Speaking of windows, a house with no windows looks unpleasant, and indeed, people who lived in these houses were more likely to get diseases and die due to the lack of light and ventilation. So why did anyone live in such houses, thousands of them, in many locations in western and central Europe? Because someone decided to impose a tax on windows! One can still find some window-tax houses standing today, silently testifying to the tax folly of some people. …
It’s not only associations, f.ex. City of New York recently decided to enforced similar set of regulations/fines due to huge budget gap. I’ll try to add link to my local neighborhood message board for anybody interested. http://www.bayridge.net/forum1/viewtopic.php3?t=2494
Among examples mentioned
– women IN AN EMPTY SUBWAY CAR was fined $50 for putting her bag onthe empty seat next to her
– $100 published fine for putting your garbage out on a wrong day
-same amount – for not tieing used and flattened carton boxes (put out for recycling) – even though they end up in same track with other categories of recycled trash, and so on…
Bureaucrats are the same everywhere…
I have heard anecdotes from friends that suggests that Belgium is especially bureacratic, in fact.
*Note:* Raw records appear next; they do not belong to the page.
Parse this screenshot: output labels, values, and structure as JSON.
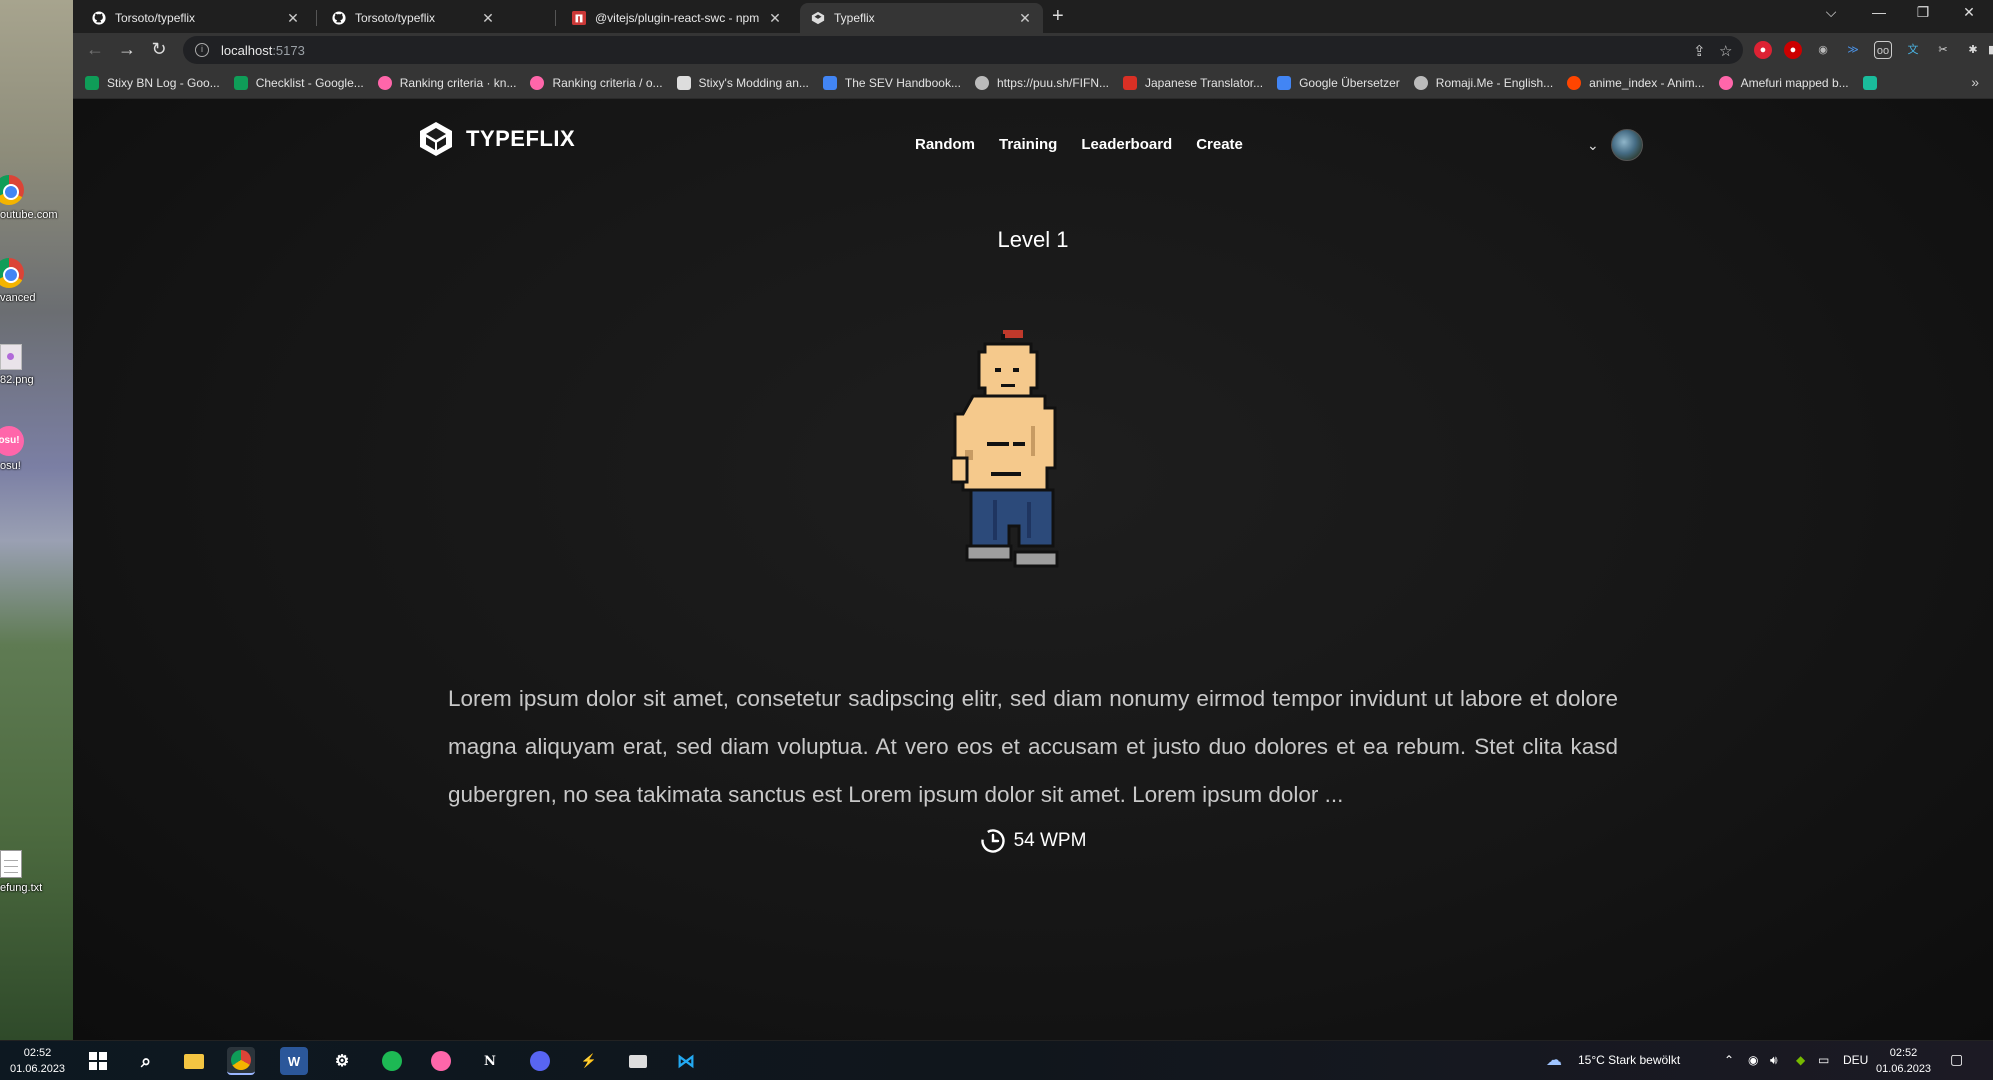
{
  "desktop": {
    "icons": [
      {
        "label": "outube.com",
        "type": "chrome"
      },
      {
        "label": "vanced",
        "type": "chrome"
      },
      {
        "label": "82.png",
        "type": "png"
      },
      {
        "label": "osu!",
        "type": "osu"
      },
      {
        "label": "efung.txt",
        "type": "txt"
      }
    ]
  },
  "browser": {
    "tabs": [
      {
        "title": "Torsoto/typeflix",
        "icon": "github-icon"
      },
      {
        "title": "Torsoto/typeflix",
        "icon": "github-icon"
      },
      {
        "title": "@vitejs/plugin-react-swc - npm",
        "icon": "npm-icon"
      },
      {
        "title": "Typeflix",
        "icon": "typeflix-icon",
        "active": true
      }
    ],
    "address": {
      "host": "localhost",
      "port": ":5173"
    },
    "bookmarks": [
      {
        "label": "Stixy BN Log - Goo...",
        "color": "#0f9d58"
      },
      {
        "label": "Checklist - Google...",
        "color": "#0f9d58"
      },
      {
        "label": "Ranking criteria · kn...",
        "color": "#ff66aa"
      },
      {
        "label": "Ranking criteria / o...",
        "color": "#ff66aa"
      },
      {
        "label": "Stixy's Modding an...",
        "color": "#dddddd"
      },
      {
        "label": "The SEV Handbook...",
        "color": "#4285f4"
      },
      {
        "label": "https://puu.sh/FIFN...",
        "color": "#bbbbbb"
      },
      {
        "label": "Japanese Translator...",
        "color": "#d93025"
      },
      {
        "label": "Google Übersetzer",
        "color": "#4285f4"
      },
      {
        "label": "Romaji.Me - English...",
        "color": "#bbbbbb"
      },
      {
        "label": "anime_index - Anim...",
        "color": "#ff4500"
      },
      {
        "label": "Amefuri mapped b...",
        "color": "#ff66aa"
      }
    ],
    "bookmarks_more": "»"
  },
  "site": {
    "logo_text": "TYPEFLIX",
    "nav": [
      "Random",
      "Training",
      "Leaderboard",
      "Create"
    ],
    "level_title": "Level 1",
    "typing_text": "Lorem ipsum dolor sit amet, consetetur sadipscing elitr, sed diam nonumy eirmod tempor invidunt ut labore et dolore magna aliquyam erat, sed diam voluptua. At vero eos et accusam et justo duo dolores et ea rebum. Stet clita kasd gubergren, no sea takimata sanctus est Lorem ipsum dolor sit amet. Lorem ipsum dolor ...",
    "wpm_label": "54 WPM"
  },
  "taskbar": {
    "time": "02:52",
    "date": "01.06.2023",
    "weather": "15°C  Stark bewölkt",
    "language": "DEU"
  }
}
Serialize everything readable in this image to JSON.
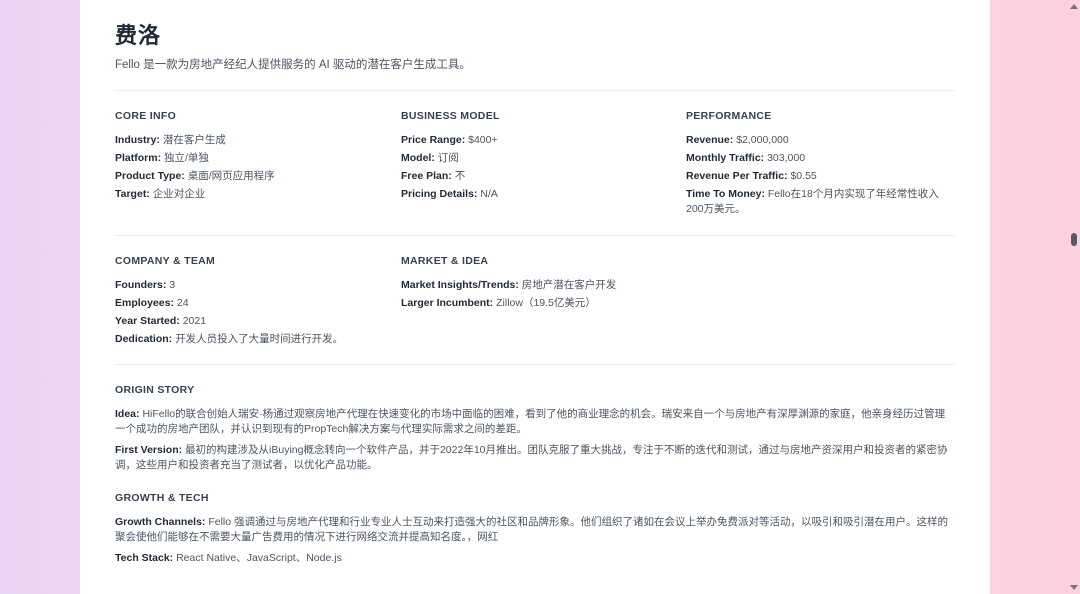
{
  "header": {
    "title": "费洛",
    "subtitle": "Fello 是一款为房地产经纪人提供服务的 AI 驱动的潜在客户生成工具。"
  },
  "core_info": {
    "heading": "CORE INFO",
    "industry_label": "Industry:",
    "industry_value": "潜在客户生成",
    "platform_label": "Platform:",
    "platform_value": "独立/单独",
    "product_type_label": "Product Type:",
    "product_type_value": "桌面/网页应用程序",
    "target_label": "Target:",
    "target_value": "企业对企业"
  },
  "business_model": {
    "heading": "BUSINESS MODEL",
    "price_range_label": "Price Range:",
    "price_range_value": "$400+",
    "model_label": "Model:",
    "model_value": "订阅",
    "free_plan_label": "Free Plan:",
    "free_plan_value": "不",
    "pricing_details_label": "Pricing Details:",
    "pricing_details_value": "N/A"
  },
  "performance": {
    "heading": "PERFORMANCE",
    "revenue_label": "Revenue:",
    "revenue_value": "$2,000,000",
    "monthly_traffic_label": "Monthly Traffic:",
    "monthly_traffic_value": "303,000",
    "rpt_label": "Revenue Per Traffic:",
    "rpt_value": "$0.55",
    "ttm_label": "Time To Money:",
    "ttm_value_line1": "Fello在18个月内实现了年经常性收入",
    "ttm_value_line2": "200万美元。"
  },
  "company_team": {
    "heading": "COMPANY & TEAM",
    "founders_label": "Founders:",
    "founders_value": "3",
    "employees_label": "Employees:",
    "employees_value": "24",
    "year_label": "Year Started:",
    "year_value": "2021",
    "dedication_label": "Dedication:",
    "dedication_value": "开发人员投入了大量时间进行开发。"
  },
  "market_idea": {
    "heading": "MARKET & IDEA",
    "insights_label": "Market Insights/Trends:",
    "insights_value": "房地产潜在客户开发",
    "incumbent_label": "Larger Incumbent:",
    "incumbent_value": "Zillow（19.5亿美元）"
  },
  "origin_story": {
    "heading": "ORIGIN STORY",
    "idea_label": "Idea:",
    "idea_value": "HiFello的联合创始人瑞安·杨通过观察房地产代理在快速变化的市场中面临的困难，看到了他的商业理念的机会。瑞安来自一个与房地产有深厚渊源的家庭，他亲身经历过管理一个成功的房地产团队，并认识到现有的PropTech解决方案与代理实际需求之间的差距。",
    "first_version_label": "First Version:",
    "first_version_value": "最初的构建涉及从iBuying概念转向一个软件产品，并于2022年10月推出。团队克服了重大挑战，专注于不断的迭代和测试，通过与房地产资深用户和投资者的紧密协调，这些用户和投资者充当了测试者，以优化产品功能。"
  },
  "growth_tech": {
    "heading": "GROWTH & TECH",
    "channels_label": "Growth Channels:",
    "channels_value": "Fello 强调通过与房地产代理和行业专业人士互动来打造强大的社区和品牌形象。他们组织了诸如在会议上举办免费派对等活动，以吸引和吸引潜在用户。这样的聚会使他们能够在不需要大量广告费用的情况下进行网络交流并提高知名度。，网红",
    "stack_label": "Tech Stack:",
    "stack_value": "React Native、JavaScript、Node.js"
  }
}
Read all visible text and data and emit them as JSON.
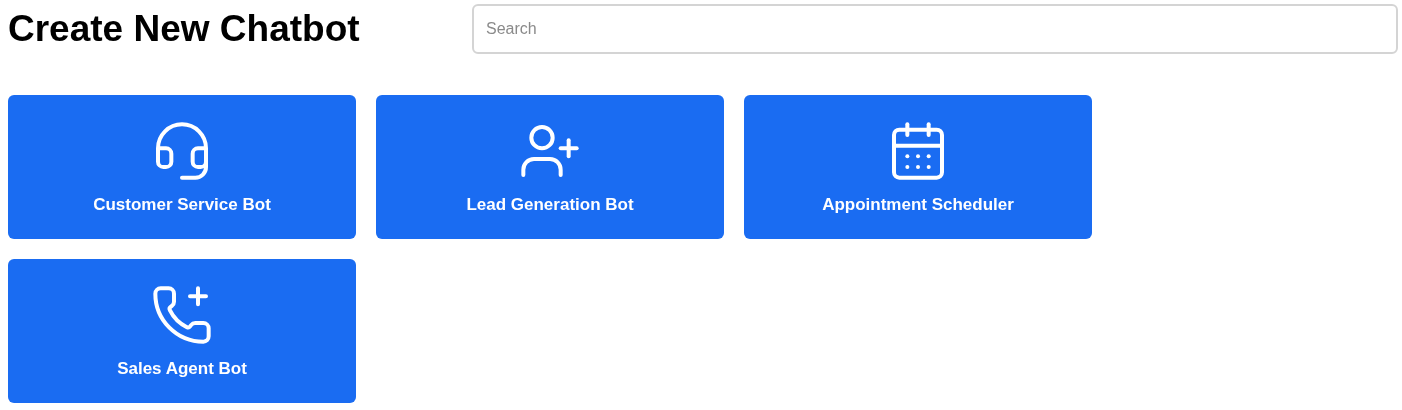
{
  "title": "Create New Chatbot",
  "search": {
    "placeholder": "Search"
  },
  "cards": [
    {
      "label": "Customer Service Bot",
      "kind": "support"
    },
    {
      "label": "Lead Generation Bot",
      "kind": "lead"
    },
    {
      "label": "Appointment Scheduler",
      "kind": "scheduler"
    },
    {
      "label": "Sales Agent Bot",
      "kind": "sales"
    }
  ]
}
In my experience many Belgian officials are petty to the point of childish nastiness.
Athough there is an anti-Belgian tradition in Holland, it is worth adding that my Dutch friends say that police violence is supposedly serious in Belgium. There are regularly newspaper stories in the Netherlands about some Dutch offender [the northern half of Belgium speaks a dialect of Dutch, called Flemish] being beaten in a Belgian police station, denied access to a lawyer, and so on.